El Gobierno convocó elecciones en 1938, bajo las mismas condiciones que en 1937 y solo para concejos distritales y asambleas legislativas, fueron otro fraude descarado y motivo para acentuar la represión. Esto ocurrió particularmente en los campos petroleros, por lo que de nuevo Faría empezó a ser asechado por los medios represivos del estado. Debido a esto el Comité Regional del PCV le vuelve a girar instrucciones de que se vaya por un tiempo, estableciéndose así en los Puertos de Altagracia. Allí se detuvo en tareas sindicales y políticas, allí existía una organización del PCV y un sindicato afiliado a la USPV.[1]

Luego se traslada a Borojó su tierra natal, en la cual ayudó a la población a resolver un problema con los ejidos distritales y a liberar a algunos vecinos que habían sido encarcelados. Durante este conflicto no mencionó jamás su nombre, y realizó discusiones legales con abogados que utilizaron trampas para tratar de perjudicar a los vecinos.[1]

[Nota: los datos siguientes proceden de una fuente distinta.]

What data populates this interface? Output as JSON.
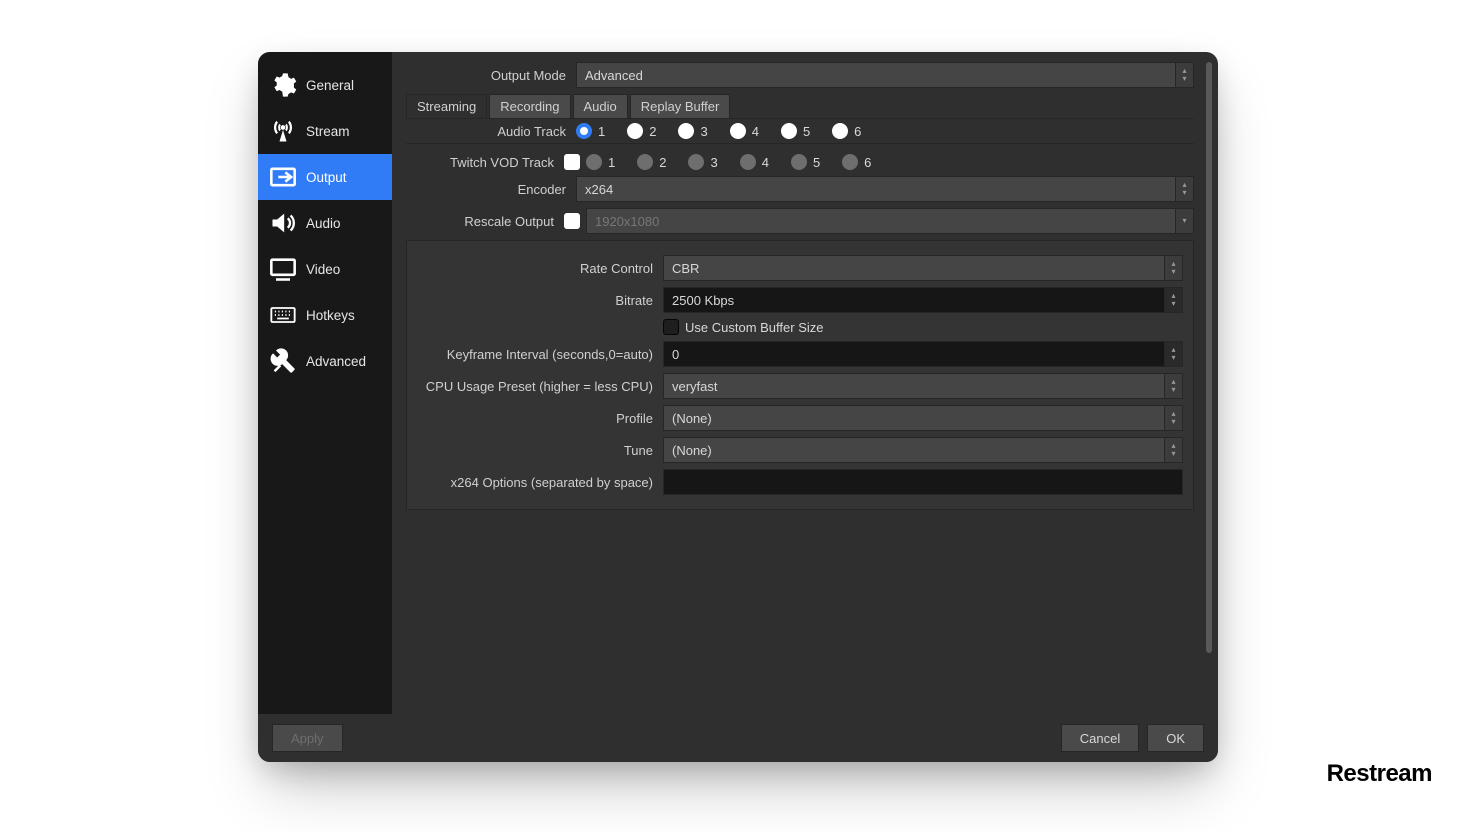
{
  "sidebar": [
    {
      "key": "general",
      "label": "General",
      "icon": "gear-icon",
      "active": false
    },
    {
      "key": "stream",
      "label": "Stream",
      "icon": "antenna-icon",
      "active": false
    },
    {
      "key": "output",
      "label": "Output",
      "icon": "output-icon",
      "active": true
    },
    {
      "key": "audio",
      "label": "Audio",
      "icon": "speaker-icon",
      "active": false
    },
    {
      "key": "video",
      "label": "Video",
      "icon": "monitor-icon",
      "active": false
    },
    {
      "key": "hotkeys",
      "label": "Hotkeys",
      "icon": "keyboard-icon",
      "active": false
    },
    {
      "key": "advanced",
      "label": "Advanced",
      "icon": "tools-icon",
      "active": false
    }
  ],
  "output_mode": {
    "label": "Output Mode",
    "value": "Advanced"
  },
  "tabs": {
    "streaming_label": "Streaming",
    "recording_label": "Recording",
    "audio_label": "Audio",
    "replay_buffer_label": "Replay Buffer",
    "active": "streaming"
  },
  "audio_track": {
    "label": "Audio Track",
    "options": [
      "1",
      "2",
      "3",
      "4",
      "5",
      "6"
    ],
    "selected": "1"
  },
  "twitch_vod": {
    "label": "Twitch VOD Track",
    "checked": false,
    "options": [
      "1",
      "2",
      "3",
      "4",
      "5",
      "6"
    ]
  },
  "encoder": {
    "label": "Encoder",
    "value": "x264"
  },
  "rescale": {
    "label": "Rescale Output",
    "checked": false,
    "value": "1920x1080"
  },
  "rate_control": {
    "label": "Rate Control",
    "value": "CBR"
  },
  "bitrate": {
    "label": "Bitrate",
    "value": "2500 Kbps"
  },
  "custom_buffer": {
    "label": "Use Custom Buffer Size",
    "checked": false
  },
  "keyframe": {
    "label": "Keyframe Interval (seconds,0=auto)",
    "value": "0"
  },
  "cpu_preset": {
    "label": "CPU Usage Preset (higher = less CPU)",
    "value": "veryfast"
  },
  "profile": {
    "label": "Profile",
    "value": "(None)"
  },
  "tune": {
    "label": "Tune",
    "value": "(None)"
  },
  "x264_opts": {
    "label": "x264 Options (separated by space)",
    "value": ""
  },
  "footer": {
    "apply": "Apply",
    "cancel": "Cancel",
    "ok": "OK"
  },
  "watermark": "Restream"
}
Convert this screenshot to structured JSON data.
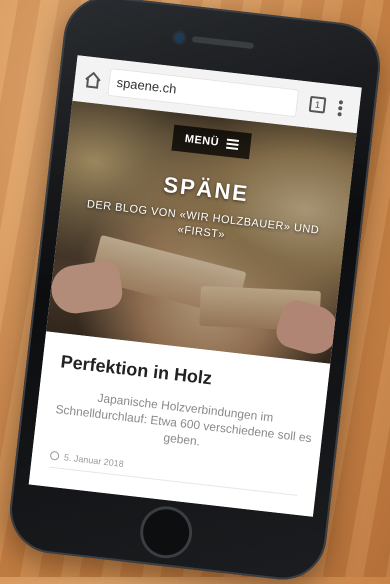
{
  "browser": {
    "url": "spaene.ch",
    "tab_count": "1"
  },
  "site": {
    "menu_label": "MENÜ",
    "title": "SPÄNE",
    "subtitle": "DER BLOG VON «WIR HOLZBAUER» UND «FIRST»"
  },
  "article": {
    "title": "Perfektion in Holz",
    "teaser": "Japanische Holzverbindungen im Schnelldurchlauf: Etwa 600 verschiedene soll es geben.",
    "date": "5. Januar 2018"
  },
  "icons": {
    "home": "home-icon",
    "tabs": "tabs-icon",
    "more": "kebab-menu-icon",
    "menu": "hamburger-icon",
    "date": "clock-icon"
  }
}
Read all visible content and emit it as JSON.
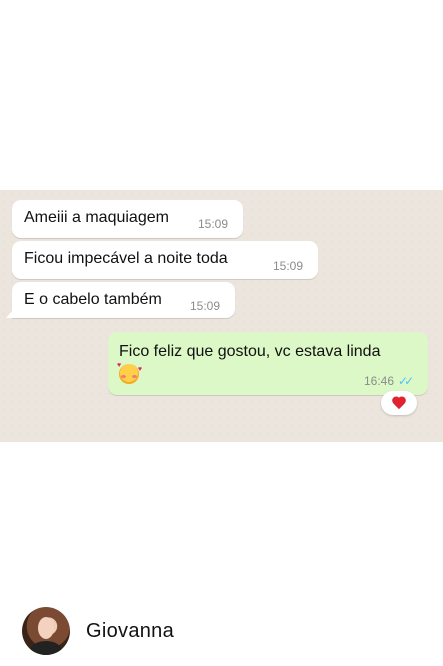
{
  "messages_in": [
    {
      "text": "Ameiii a maquiagem",
      "time": "15:09"
    },
    {
      "text": "Ficou impecável a noite toda",
      "time": "15:09"
    },
    {
      "text": "E o cabelo também",
      "time": "15:09"
    }
  ],
  "message_out": {
    "text": "Fico feliz que gostou, vc estava linda",
    "emoji": "smiling-face-with-hearts",
    "time": "16:46",
    "status": "read-double-check",
    "reaction": "heart"
  },
  "colors": {
    "chat_background": "#ece5dd",
    "incoming_bubble": "#ffffff",
    "outgoing_bubble": "#dcf8c6",
    "read_checks": "#4fc3f7",
    "reaction_heart": "#e0242f"
  },
  "profile": {
    "name": "Giovanna"
  }
}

En 1939, vuelve a caer preso en Lagunillas, siendo encerrado en un estrecho calabozo que utilizaban como letrina, allí tuvo que permanecer más de treinta horas de pie. Luego lo visitó el jefe de la policía y ordenó su traslado a otro calabozo y permitió que le dieran ropa y una cama de campaña. Después me trasladaron para La Rita y de allí otra vez trasladado para Maracaibo. Fue liberado en octubre de ese mismo año. Una vez fuera, se dedicó a reforzar el movimiento sindical, a luchar, en primer lugar, por la participación de los obreros en las utilidades de las empresas, lo cual era visto como imposible sobre todo al nivel de empleados petroleros y el personal de confianza de las compañías. Se incorporó también a sus ocupaciones en la Unión Sindical Petrolera de Venezuela, el trabajo del Partido y al sindicato de Lagunillas, todo esto sin recibir ningún tipo de remuneración, comía y dormía en casa de amigos o de su hermana.[1]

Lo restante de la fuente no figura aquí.